I understand that there's a danger of sounding naïve. The Bible is not a scientific treatise. It offers us some principles. But it's not a manual by any means.

Of course, the other side-the industrial side-would argue that technology and industrial agriculture allow us to get more out of the land. How do you respond to that?

It's obviously the crucial question. Right now, it's true. We are producing a huge amount of food. But the cost to our natural systems is completely unsustainable. There's no question that we will not be farming the way we do now fifty or 100 years from now. The question is then, when we stop, what will be left for the coming generations to produce food with?

I'd imagine that depending on whom you talk to, you might hear that either technology will improve and continue to provide, or that God will.

Those are two really common answers. Both of which seem to me to be basically magical thinking.

How does your book fit in with other recent texts' take on the themes of what and how we eat-Michael Pollan's The Omnivore's Dilemma, Barbara Kingsolver's Animal, Vegetable, Miracle: A Year of Food Life?

I think it's a convergence. I think that the acuteness of the situation is prompting a widespread response. My text is Hebrew scripture, the Old Testament. I'm trying to suggest that for people who are disposed to take the Bible seriously-that's a lot of folks in this country, including a lot of folks involved in our food production system-if the Bible gives us a basis for providing critiques of the present industrial agriculture system, my argument might filter through to them.

How are farmers dealing with these problems now? Are they looking to the Bible or to religious leaders?

I have been lecturing for the last two years in rural areas, and I have been struck by people expressing surprise on two counts. One, that an urbanite would know anything about what was going on in rural communities. And two, that the Bible has anything to say about the situation. In general, this is not how people who are trained to be pastors have been trained to read the Bible. We're now at a time when religious leaders are just beginning to address some of these issues.

In our partisan political system, social conservatism and environmental activism often find themselves in opposition. How does an Evangelical Christian who supports socially conservative causes reconcile that split?
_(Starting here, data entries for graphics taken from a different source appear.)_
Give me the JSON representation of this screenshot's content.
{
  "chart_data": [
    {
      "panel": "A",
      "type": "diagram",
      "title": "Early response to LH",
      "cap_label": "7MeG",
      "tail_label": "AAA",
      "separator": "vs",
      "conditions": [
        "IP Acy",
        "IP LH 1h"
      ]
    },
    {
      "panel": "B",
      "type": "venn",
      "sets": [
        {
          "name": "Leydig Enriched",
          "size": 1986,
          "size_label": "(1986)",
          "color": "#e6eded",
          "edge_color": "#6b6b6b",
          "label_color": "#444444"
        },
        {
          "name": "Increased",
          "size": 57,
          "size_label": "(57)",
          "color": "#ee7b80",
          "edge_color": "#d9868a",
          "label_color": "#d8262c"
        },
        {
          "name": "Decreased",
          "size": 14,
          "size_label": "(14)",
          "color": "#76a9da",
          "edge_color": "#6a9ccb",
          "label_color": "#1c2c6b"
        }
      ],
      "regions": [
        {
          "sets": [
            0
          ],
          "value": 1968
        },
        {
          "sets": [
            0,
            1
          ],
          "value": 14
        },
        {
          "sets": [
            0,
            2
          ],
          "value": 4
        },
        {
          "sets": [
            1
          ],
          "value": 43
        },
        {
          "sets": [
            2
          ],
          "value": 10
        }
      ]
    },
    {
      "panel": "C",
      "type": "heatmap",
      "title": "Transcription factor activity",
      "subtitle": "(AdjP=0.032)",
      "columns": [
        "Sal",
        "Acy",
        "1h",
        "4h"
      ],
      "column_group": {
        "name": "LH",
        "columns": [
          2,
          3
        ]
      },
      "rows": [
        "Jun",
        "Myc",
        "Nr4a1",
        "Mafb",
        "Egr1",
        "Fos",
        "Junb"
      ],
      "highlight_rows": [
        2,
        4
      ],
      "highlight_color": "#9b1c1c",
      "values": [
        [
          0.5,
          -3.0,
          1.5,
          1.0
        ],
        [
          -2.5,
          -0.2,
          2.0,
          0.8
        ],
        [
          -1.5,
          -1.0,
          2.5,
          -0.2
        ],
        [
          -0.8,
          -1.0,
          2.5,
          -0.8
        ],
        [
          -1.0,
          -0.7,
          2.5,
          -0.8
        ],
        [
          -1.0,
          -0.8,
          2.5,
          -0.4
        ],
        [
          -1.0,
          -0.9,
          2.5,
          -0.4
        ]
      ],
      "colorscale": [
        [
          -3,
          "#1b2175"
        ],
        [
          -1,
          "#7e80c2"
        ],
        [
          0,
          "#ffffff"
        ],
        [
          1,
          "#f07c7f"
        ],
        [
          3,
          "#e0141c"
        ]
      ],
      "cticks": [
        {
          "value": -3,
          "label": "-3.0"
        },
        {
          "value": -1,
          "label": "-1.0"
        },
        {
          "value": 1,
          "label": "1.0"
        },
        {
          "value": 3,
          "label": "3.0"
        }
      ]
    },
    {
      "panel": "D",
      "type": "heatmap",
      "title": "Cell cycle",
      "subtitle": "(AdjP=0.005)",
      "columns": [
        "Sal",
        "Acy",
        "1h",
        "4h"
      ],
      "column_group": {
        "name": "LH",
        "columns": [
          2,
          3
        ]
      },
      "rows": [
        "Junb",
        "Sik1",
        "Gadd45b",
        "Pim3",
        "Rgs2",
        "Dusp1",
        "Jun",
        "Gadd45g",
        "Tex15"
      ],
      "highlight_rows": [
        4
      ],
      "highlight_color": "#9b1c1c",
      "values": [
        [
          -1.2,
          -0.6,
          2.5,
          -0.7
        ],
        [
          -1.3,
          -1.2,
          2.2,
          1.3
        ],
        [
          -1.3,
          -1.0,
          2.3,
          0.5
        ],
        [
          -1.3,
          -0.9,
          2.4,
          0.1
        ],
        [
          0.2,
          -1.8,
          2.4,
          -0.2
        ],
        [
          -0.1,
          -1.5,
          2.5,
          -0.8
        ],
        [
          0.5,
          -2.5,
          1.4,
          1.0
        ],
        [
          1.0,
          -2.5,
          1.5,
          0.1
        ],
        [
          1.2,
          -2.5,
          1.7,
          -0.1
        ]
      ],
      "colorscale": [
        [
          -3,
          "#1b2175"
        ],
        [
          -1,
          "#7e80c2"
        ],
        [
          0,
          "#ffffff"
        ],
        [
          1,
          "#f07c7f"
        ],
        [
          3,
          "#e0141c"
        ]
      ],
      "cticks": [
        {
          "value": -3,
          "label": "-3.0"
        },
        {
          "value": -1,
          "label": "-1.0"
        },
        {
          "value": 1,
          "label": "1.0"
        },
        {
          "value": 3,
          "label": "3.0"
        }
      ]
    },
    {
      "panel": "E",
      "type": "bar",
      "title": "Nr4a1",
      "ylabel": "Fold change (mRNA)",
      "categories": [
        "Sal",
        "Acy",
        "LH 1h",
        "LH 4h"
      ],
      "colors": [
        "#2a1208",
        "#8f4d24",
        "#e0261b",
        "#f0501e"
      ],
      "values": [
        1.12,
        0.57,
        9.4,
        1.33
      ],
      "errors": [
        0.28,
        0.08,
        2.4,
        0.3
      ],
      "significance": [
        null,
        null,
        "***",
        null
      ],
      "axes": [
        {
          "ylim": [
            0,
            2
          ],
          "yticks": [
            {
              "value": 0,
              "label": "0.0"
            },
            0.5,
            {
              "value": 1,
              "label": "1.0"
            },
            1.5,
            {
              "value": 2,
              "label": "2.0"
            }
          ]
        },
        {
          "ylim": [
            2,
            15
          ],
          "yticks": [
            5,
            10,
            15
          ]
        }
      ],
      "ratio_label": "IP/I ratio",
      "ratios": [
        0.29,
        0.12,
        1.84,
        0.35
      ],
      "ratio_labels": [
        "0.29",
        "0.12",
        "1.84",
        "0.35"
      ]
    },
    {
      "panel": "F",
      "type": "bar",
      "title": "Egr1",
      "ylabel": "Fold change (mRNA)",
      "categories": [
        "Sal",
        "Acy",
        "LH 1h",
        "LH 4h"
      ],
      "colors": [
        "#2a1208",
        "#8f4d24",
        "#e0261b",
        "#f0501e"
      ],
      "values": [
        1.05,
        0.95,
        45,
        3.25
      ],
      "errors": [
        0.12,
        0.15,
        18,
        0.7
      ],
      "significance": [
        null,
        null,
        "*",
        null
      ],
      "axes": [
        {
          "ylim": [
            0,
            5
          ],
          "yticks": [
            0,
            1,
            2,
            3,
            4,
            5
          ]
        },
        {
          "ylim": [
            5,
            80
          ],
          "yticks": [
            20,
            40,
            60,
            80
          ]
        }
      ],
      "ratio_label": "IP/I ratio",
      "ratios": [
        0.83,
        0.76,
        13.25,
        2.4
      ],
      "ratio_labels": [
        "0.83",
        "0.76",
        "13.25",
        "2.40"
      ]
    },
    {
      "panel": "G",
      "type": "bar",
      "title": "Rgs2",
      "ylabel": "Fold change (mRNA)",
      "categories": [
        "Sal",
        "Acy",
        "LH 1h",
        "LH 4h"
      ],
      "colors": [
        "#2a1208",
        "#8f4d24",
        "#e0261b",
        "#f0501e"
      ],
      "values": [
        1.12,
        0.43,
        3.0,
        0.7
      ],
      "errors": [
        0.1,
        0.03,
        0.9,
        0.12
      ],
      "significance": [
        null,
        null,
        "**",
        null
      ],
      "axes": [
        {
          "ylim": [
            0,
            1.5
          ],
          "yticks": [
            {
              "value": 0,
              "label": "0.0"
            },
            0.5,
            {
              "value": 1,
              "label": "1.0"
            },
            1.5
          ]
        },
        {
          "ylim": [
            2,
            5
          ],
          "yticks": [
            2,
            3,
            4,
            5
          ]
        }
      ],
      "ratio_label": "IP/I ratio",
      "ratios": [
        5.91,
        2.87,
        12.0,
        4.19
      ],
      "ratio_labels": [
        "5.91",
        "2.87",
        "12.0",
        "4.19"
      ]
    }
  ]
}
I don't want to comment too much upon something that is not my primary area of expertise, or about constituencies to which I don't really belong. [But] I can answer this way: A lot of my students come from relatively conservative backgrounds and are going to be serving relatively conservative constituencies. A few years ago, students would come into my class on this issue really thinking that there wasn't a religious problem here, or a theological problem here. I think that has changed in the last few years. Most of them now come into the class well aware that there is a problem. I think they quickly find that the Bible is pervasively concerned with what we would call ecological issues. And they put that up against the daily news. Also, many of my students work as rural pastors where they live in rural areas, so I don't have to tell them what's happening with the rural economy in this country. They can tell me.